As long as the temps are in check and its stable i don't see why it would. If i remember right MSI Afterburner won't let you pump enough juice to harm anything unless you just let the temps cook it to death.


----------



## raident30 (Jun 8, 2009)

with that voltage, its peaking at 90-95 degrees with 100% fan speed... i really like the performance boost though, im just nervous it might fry the gpu..


----------



## MonsterMiata (Jan 5, 2010)

That is a very dangerous temp. 100c is the max the card can handle.

GeForce GTS 450


----------



## jaggerwild (May 21, 2007)

Consider re doing the TIM, and always set the fan to 100%.


----------



## raident30 (Jun 8, 2009)

jaggerwild said:


> Consider re doing the TIM, and always set the fan to 100%.


sorry for asking, what is TIM? and would it shorten the life of the GPU if i set its fan at 100% all the time?


----------



## Paulsoninvest (Nov 26, 2011)

That is a very dangerous temp...
don't play with it...


----------



## Johnny1982 (Oct 15, 2010)

raident30 said:


> sorry for asking, what is TIM? and would it shorten the life of the GPU if i set its fan at 100% all the time?


TIM is another acronym for Thermal Compound.
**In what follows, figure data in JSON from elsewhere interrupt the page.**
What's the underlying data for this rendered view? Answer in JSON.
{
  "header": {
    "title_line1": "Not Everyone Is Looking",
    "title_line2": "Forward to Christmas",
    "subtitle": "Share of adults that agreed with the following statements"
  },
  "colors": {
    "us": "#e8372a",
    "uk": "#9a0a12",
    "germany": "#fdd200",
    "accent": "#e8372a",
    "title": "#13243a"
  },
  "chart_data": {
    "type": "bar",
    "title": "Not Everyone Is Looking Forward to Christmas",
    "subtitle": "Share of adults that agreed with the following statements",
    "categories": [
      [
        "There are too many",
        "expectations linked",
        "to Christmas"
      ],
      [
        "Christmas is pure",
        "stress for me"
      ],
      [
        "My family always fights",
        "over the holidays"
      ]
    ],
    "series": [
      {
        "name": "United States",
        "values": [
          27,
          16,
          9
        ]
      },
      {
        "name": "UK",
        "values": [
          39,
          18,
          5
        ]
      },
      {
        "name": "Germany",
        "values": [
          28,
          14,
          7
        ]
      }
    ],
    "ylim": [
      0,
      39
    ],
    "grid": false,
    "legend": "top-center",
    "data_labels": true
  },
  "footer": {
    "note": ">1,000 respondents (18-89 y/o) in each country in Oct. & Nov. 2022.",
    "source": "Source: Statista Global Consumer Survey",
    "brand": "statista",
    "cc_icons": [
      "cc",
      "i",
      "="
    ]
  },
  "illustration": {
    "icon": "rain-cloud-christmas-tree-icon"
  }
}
It's the paste that one uses to cover the micro thin gaps between the Heatsink of your graphics card and the graphics card chip. Works the same with the CPU and heatsink. I would prefer to have your fan set to auto and not constantly at 100%, as that would possibly shorten the life of the fan.


----------



## raident30 (Jun 8, 2009)

Thanks for the suggestion, ill look into it...


----------



## Johnny1982 (Oct 15, 2010)

My old GPU (ATI HD4870) had temps of 101c at 100% OCCT load and after redoing the Thermal compound, brought the temp down to 90c under the same conditions. In gaming it only used to get to mid 80's.


----------



## raident30 (Jun 8, 2009)

Johnny1982 said:


> My old GPU (ATI HD4870) had temps of 101c at 100% OCCT load and after redoing the Thermal compound, brought the temp down to 90c under the same conditions. In gaming it only used to get to mid 80's.


i pulled a little bit of voltage to 1.100... it never goes past 85c anymore...


----------